Tax Forfeited lands are lands whose title has been acquired by the State of Minnesota due to non payment of property taxes. For over a century, the citizens of Minnesota have authorized the government and the courts to confiscate the taxpayer's real property, as a last resort, in order to compensate the taxing districts for lost revenue due to delinquent real property taxes.
It has been traditionally believed that the drastic measure of confiscating the taxpayer's real property is necessary in order to guarantee an equitable property tax system-- everyone paying his or her fair share as determined by law.

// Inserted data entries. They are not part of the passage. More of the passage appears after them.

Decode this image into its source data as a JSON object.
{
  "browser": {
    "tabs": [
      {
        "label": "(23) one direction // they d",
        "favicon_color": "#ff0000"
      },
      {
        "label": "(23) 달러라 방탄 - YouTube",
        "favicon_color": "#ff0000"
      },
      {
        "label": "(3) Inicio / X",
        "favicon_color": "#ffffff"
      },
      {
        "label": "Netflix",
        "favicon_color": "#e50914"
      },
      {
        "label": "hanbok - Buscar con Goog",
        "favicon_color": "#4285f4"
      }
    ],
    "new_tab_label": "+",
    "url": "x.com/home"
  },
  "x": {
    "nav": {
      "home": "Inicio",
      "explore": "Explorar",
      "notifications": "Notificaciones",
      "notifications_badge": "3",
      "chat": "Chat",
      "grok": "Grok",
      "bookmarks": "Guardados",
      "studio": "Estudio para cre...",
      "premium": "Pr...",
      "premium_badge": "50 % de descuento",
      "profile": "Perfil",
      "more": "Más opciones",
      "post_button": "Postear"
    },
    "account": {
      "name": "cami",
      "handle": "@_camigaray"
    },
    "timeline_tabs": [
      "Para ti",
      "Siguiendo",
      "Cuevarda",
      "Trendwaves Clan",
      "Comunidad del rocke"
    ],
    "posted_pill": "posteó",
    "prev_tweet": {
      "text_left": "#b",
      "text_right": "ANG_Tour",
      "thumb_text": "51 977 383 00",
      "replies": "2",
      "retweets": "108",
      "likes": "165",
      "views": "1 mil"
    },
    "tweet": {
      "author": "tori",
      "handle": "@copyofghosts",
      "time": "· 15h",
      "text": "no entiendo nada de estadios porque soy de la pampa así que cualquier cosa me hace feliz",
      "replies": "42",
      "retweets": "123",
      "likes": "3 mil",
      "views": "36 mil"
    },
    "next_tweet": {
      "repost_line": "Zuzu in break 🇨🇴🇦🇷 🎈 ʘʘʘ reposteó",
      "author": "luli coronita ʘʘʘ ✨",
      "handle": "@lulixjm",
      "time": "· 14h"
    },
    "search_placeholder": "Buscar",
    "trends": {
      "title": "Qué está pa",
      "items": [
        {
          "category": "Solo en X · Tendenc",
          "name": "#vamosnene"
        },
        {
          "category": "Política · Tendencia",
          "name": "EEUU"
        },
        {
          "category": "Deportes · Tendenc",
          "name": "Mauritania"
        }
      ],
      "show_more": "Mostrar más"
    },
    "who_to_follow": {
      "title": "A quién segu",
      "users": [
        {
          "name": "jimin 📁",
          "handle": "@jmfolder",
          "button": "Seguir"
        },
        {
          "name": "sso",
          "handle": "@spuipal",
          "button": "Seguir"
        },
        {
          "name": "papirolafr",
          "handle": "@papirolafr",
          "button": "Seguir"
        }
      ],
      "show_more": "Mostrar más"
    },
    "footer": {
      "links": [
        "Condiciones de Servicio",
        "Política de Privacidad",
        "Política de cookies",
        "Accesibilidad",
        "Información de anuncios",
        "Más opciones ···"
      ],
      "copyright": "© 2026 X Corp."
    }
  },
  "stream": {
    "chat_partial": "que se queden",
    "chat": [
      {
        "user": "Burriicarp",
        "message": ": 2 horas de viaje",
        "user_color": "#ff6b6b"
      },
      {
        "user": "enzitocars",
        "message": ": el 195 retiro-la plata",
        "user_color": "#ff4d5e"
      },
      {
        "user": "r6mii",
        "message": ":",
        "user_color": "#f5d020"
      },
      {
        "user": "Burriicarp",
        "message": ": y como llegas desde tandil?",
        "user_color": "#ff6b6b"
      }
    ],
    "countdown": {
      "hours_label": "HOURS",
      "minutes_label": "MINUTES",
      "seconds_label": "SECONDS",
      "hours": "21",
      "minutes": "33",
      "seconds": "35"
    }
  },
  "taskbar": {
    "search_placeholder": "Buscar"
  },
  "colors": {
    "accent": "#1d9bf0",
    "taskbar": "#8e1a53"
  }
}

Because confiscation is the final step, the delinquent real property tax laws are purposefully set up to assure that all of the steps leading to the seizure and sale of real property are legally justifiable.
The complex set of provisions gives the taxpayer every chance to pay and makes the taxpayer clearly aware of the consequences of not paying the taxes before the confiscation of the real property.
Throughout the 20th Century, the Minnesota legislature has gradually built the major provisions of the delinquent real property tax laws into four chapters in the statutes: Chapters 279, 280, 281, and 282.
Minnesota Statute, Chapter 282 gives the County Board, the County Auditor and the Land & Minerals Department authority over the management and sale of tax forfeited lands. The Land & Minerals Department manages just under 900,000 acres of tax forfeit rural land and 13,000 urban parcels. Parcels vary in size from a few square feet to 100's of acres. Upon forfeiture, parcels are classified as conservation or non-conservation. Conservation parcels are retained for resource management (primarily timber production), and non-conservation parcels can be appraised for sale at public auction.
Tax forfeited lands, for the most part, are open to the public for hunting, fishing, hiking, camping and other forms of dispersed recreation (all federal, state and local laws and regulations apply).